[25/11/20] Surface nanodrops and nanobubbles: a classical density functional theory study. Our recently published article in Journal of Fluid Mechanics presents a fully microscopic study of the interfacial thermodynamics of nanodrops and nanobubbles, adsorbed on flat substrates with first-order wetting. We show that both nanodrops and nanobubbles are thermodynamically accessible in regions, demarcated by the spinodals of planar wetting films, with nanobubbles occupying a relatively bigger portion of the phase space. While nanodrops can be described as near-spherical caps of Laplace radius, the radius of nanobubbles is very different from the Laplace value. Additionally, nanobubbles are accompanied by a thin gas film adsorbed on the substrate. By computing the interface binding potential, we relate the sphericity of nanodrops to the thin–thick liquid film coexistence (prewetting transition), whereas nanobubble shapes are determined only by the decay of the fluid–substrate forces.


[12/10/20] A theoretical framework to describe the dynamics of reacting multi-species fluid systems in-and-out of equilibrium. Our last study entitled "Memory effects in fluctuating dynamic density-functional theory: theory and simulations" has been published in Journal of Physics A: Mathematical and Theoretical. Our starting point is the system of generalised Langevin equations which describes the evolution of the positions and momenta of the constituent particles. One particular difficulty that this system of generalised Langevin equations exhibits is the presence of a history-dependent (i.e. non-Markovian) term, which in turn makes the system's dynamics dependent on its own past history. With the appropriate definitions of the local number density and momentum fields, we are able to derive a non-Markovian Navier–Stokes-like system of equations constituting a generalisation of the Dean–Kawasaki model. These equations, however, still depend on the full set of particles phase-space coordinates. To remove this dependence on the microscopic level without washing out the fluctuation effects characteristic of a mesoscopic description, we need to carefully ensemble-average our generalised Dean–Kawasaki equations. The outcome of such a treatment is a set of non-Markovian fluctuating hydrodynamic equations governing the time evolution of the mesoscopic density and momentum fields. Moreover, with the introduction of an energy functional which recovers the one used in classical density-functional theory and its dynamic extension (DDFT) under the local-equilibrium approximation, we derive a novel non-Markovian fluctuating DDFT (FDDFT) for reacting multi-species fluid systems. 


[30/03/20] Well-balanced finite-volume schemes for hydrodynamic equations with general free energy. Well-balanced and free energy dissipative first- and second-order accurate finite-volume schemes are proposed for a general class of hydrodynamic systems with linear and nonlinear damping.
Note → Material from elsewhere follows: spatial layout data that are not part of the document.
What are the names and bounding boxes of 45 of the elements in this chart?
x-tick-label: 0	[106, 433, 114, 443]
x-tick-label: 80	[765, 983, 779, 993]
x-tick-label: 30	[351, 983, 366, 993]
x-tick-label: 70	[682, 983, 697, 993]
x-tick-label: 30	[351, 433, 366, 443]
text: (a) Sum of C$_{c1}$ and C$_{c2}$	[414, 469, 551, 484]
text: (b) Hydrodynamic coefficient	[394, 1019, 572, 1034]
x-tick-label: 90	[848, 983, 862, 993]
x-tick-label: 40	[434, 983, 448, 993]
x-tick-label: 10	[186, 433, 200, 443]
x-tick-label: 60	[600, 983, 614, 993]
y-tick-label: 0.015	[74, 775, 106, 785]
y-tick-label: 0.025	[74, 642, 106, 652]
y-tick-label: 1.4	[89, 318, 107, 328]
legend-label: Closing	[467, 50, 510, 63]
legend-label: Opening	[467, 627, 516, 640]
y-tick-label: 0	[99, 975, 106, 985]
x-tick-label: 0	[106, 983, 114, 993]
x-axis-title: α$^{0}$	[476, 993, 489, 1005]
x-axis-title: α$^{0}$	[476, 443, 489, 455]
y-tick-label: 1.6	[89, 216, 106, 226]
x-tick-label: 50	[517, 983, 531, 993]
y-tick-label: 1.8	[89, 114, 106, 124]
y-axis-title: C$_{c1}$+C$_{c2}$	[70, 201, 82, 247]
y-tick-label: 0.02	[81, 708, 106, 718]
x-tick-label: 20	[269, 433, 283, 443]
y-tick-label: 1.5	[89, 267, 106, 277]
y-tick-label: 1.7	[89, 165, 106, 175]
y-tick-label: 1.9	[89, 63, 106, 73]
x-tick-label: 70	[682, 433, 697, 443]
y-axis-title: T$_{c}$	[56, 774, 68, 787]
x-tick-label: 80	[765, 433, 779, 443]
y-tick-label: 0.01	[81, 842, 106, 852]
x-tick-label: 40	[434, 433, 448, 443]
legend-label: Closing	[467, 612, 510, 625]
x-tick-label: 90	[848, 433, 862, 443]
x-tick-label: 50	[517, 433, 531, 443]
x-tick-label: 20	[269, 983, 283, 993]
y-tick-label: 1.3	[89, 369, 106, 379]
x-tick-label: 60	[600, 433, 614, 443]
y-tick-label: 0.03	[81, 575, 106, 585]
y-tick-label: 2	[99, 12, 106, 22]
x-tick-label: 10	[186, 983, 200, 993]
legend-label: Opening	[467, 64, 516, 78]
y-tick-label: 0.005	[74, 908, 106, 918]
The variation of the natural Lyapunov functional of the system, given by its free energy, allows for a characterization of the stationary states by its variation. An analogous property at the discrete level enables us to preserve stationary states at machine precision while keeping the dissipation of the discrete free energy. This is the central idea of our latest published article in SIAM Multiscale Modeling & Simulation. By performing a careful validation in a battery of relevant test cases, we show that these schemes can accurately analyze the stability properties of stationary states in challenging problems such as phase transitions in collective behavior, generalized Euler--Poisson systems in chemotaxis and astrophysics, and models in dynamic density functional theories.